Acabo de notar algo interesante a medida que nos acercamos a la temporada electoral. Todos hablan sobre si los demócratas o los republicanos son mejores para tu cartera, y honestamente, los datos son sorprendentes porque ambos lados pueden técnicamente afirmar que tienen razón.



Así que esto es lo que investigué: El S&P 500 ha existido desde marzo de 1957, y si rastreas su rendimiento en cada presidencia desde entonces, los números se vuelven realmente complicados. La rentabilidad media bajo presidentes demócratas alcanza el 9.8% anual, mientras que las administraciones republicanas promedian el 6%. Pero al mirar las cifras medianas, de repente los republicanos parecen mejor con un 10.2% frente al 8.9% de los demócratas. Es el tipo de gráfico del mercado de valores por presidente que permite a ambos partidos reclamar la victoria en los mítines de campaña.

¿Pero la verdadera conclusión? Este debate en realidad está un poco fuera de lugar. Los presidentes no controlan realmente el mercado de valores. Sí, la política fiscal importa, pero el Congreso escribe el presupuesto, y eso es solo una variable entre muchas. Tuviste el estallido de la burbuja puntocom, la Gran Recesión, COVID; ninguno de esos fue causado por quién estaba en la Casa Blanca, pero todos hicieron que el mercado se desplomara de todos modos.

Creo que lo que se pierde en este marco político es que los fundamentos empresariales impulsan los precios de las acciones, no las promesas de campaña. Los ingresos, el crecimiento de las ganancias, los ciclos de innovación; esas son las cosas que realmente importan. El presidente puede influir en las condiciones, pero no puede controlar el resultado.

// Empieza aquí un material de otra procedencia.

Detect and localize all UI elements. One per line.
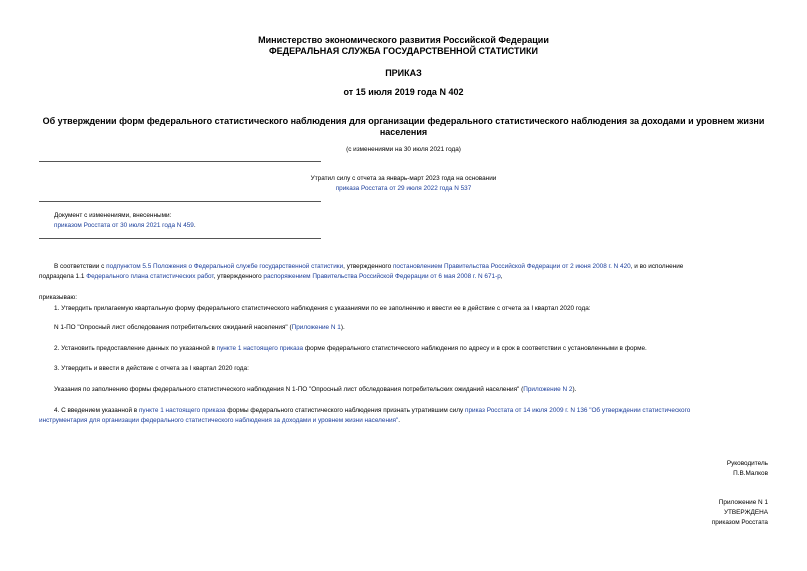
item-1: 1. Утвердить прилагаемую квартальную форму федерального статистического наблюдения с указаниями по ее заполнению и ввести ее в действие с отчета за I квартал 2020 года: [54, 305, 591, 312]
status-line: Утратил силу с отчета за январь-март 2023 года на основании [310, 175, 497, 182]
paragraph-basis-line-2: подраздела 1.1 Федерального плана статистических работ, утвержденного распоряжением Правительства Российской Федерации от 6 мая 2008 г. N 671-р, [39, 273, 503, 280]
divider-line [39, 238, 321, 239]
divider-line [39, 201, 321, 202]
appendix-order: приказом Росстата [711, 519, 768, 526]
service-name: ФЕДЕРАЛЬНАЯ СЛУЖБА ГОСУДАРСТВЕННОЙ СТАТИСТИКИ [269, 46, 538, 56]
item-4-line-1: 4. С введением указанной в пункте 1 настоящего приказа формы федерального статистического наблюдения признать утратившим силу приказ Росстата от 14 июля 2009 г. N 136 "Об утверждении статистического [54, 407, 691, 414]
paragraph-basis-line-1: В соответствии с подпунктом 5.5 Положения о Федеральной службе государственной статистики, утвержденного постановлением Правительства Российской Федерации от 2 июня 2008 г. N 420, и во исполнение [54, 263, 684, 270]
amendment-note: (с изменениями на 30 июля 2021 года) [346, 146, 461, 153]
item-3: 3. Утвердить и ввести в действие с отчета за I квартал 2020 года: [54, 365, 249, 372]
link-appendix-2[interactable]: Приложение N 2 [523, 386, 573, 393]
divider-line [39, 161, 321, 162]
item-4-line-2: инструментария для организации федерального статистического наблюдения за доходами и уровнем жизни населения". [39, 417, 401, 424]
document-date-number: от 15 июля 2019 года N 402 [343, 87, 464, 97]
link-regulation[interactable]: подпунктом 5.5 Положения о Федеральной службе государственной статистики [106, 263, 344, 270]
signature-name: П.В.Малков [733, 470, 768, 477]
document-title-line-1: Об утверждении форм федерального статистического наблюдения для организации федерального статистического наблюдения за доходами и уровнем жизни [42, 116, 765, 126]
form-1-line: N 1-ПО "Опросный лист обследования потребительских ожиданий населения" (Приложение N 1). [54, 324, 345, 331]
appendix-approved: УТВЕРЖДЕНА [723, 509, 768, 516]
amendments-block: Документ с изменениями, внесенными: приказом Росстата от 30 июля 2021 года N 459. [54, 212, 196, 229]
ministry-name: Министерство экономического развития Российской Федерации [258, 35, 549, 45]
appendix-header [712, 498, 768, 528]
document-type: ПРИКАЗ [385, 68, 422, 78]
amendments-link[interactable]: приказом Росстата от 30 июля 2021 года N 459 [54, 222, 194, 229]
document-title-line-2: населения [379, 127, 428, 137]
link-federal-plan[interactable]: Федерального плана статистических работ [86, 273, 214, 280]
amendments-label: Документ с изменениями, внесенными: [54, 212, 172, 219]
appendix-number: Приложение N 1 [718, 499, 768, 506]
link-appendix-1[interactable]: Приложение N 1 [291, 324, 341, 331]
status-link[interactable]: приказа Росстата от 29 июля 2022 года N 537 [335, 185, 472, 192]
signature-block [727, 459, 768, 479]
signature-role: Руководитель [726, 460, 768, 467]
status-notice [0, 174, 807, 194]
instructions-line: Указания по заполнению формы федерального статистического наблюдения N 1-ПО "Опросный лист обследования потребительских ожиданий населения" (Приложение N 2). [54, 386, 577, 393]
link-item-1[interactable]: пункте 1 настоящего приказа [216, 345, 304, 352]
link-government-order[interactable]: распоряжением Правительства Российской Федерации от 6 мая 2008 г. N 671-р [263, 273, 501, 280]
link-order-136-cont[interactable]: инструментария для организации федерального статистического наблюдения за доходами и уровнем жизни населения" [39, 417, 399, 424]
order-word: приказываю: [39, 294, 77, 301]
item-2: 2. Установить предоставление данных по указанной в пункте 1 настоящего приказа форме федерального статистического наблюдения по адресу и в срок в соответствии с установленными в форме. [54, 345, 647, 352]
link-order-136[interactable]: приказ Росстата от 14 июля 2009 г. N 136 "Об утверждении статистического [465, 407, 691, 414]
link-item-1-repeat[interactable]: пункте 1 настоящего приказа [138, 407, 226, 414]
document-title [0, 116, 807, 138]
link-government-decree[interactable]: постановлением Правительства Российской Федерации от 2 июня 2008 г. N 420 [392, 263, 631, 270]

Mirar los datos de rendimiento reales de los últimos 30 años cuenta una historia mejor. El S&P 500 devolvió aproximadamente un 1,920% en ese período cuando se reinvirtieron los dividendos, promediando alrededor del 10.5% anual. Es un período lo suficientemente largo, cubriendo múltiples ciclos de mercado y diferentes administraciones, que te da una base real para las expectativas.

Aquí está mi opinión: ya sea que mires un gráfico del mercado de valores por presidente o simplemente sigas los titulares, la jugada inteligente es ignorar el ruido político. Los inversores a largo plazo han ido bien independientemente de qué partido controlara la presidencia. El mercado tiende a recompensar la paciencia más que preocuparse por quién está en el cargo. ¿Esa rentabilidad media anual del 10.5% en tres décadas? Eso es lo que importa para tu verdadera construcción de riqueza, no el drama del ciclo electoral.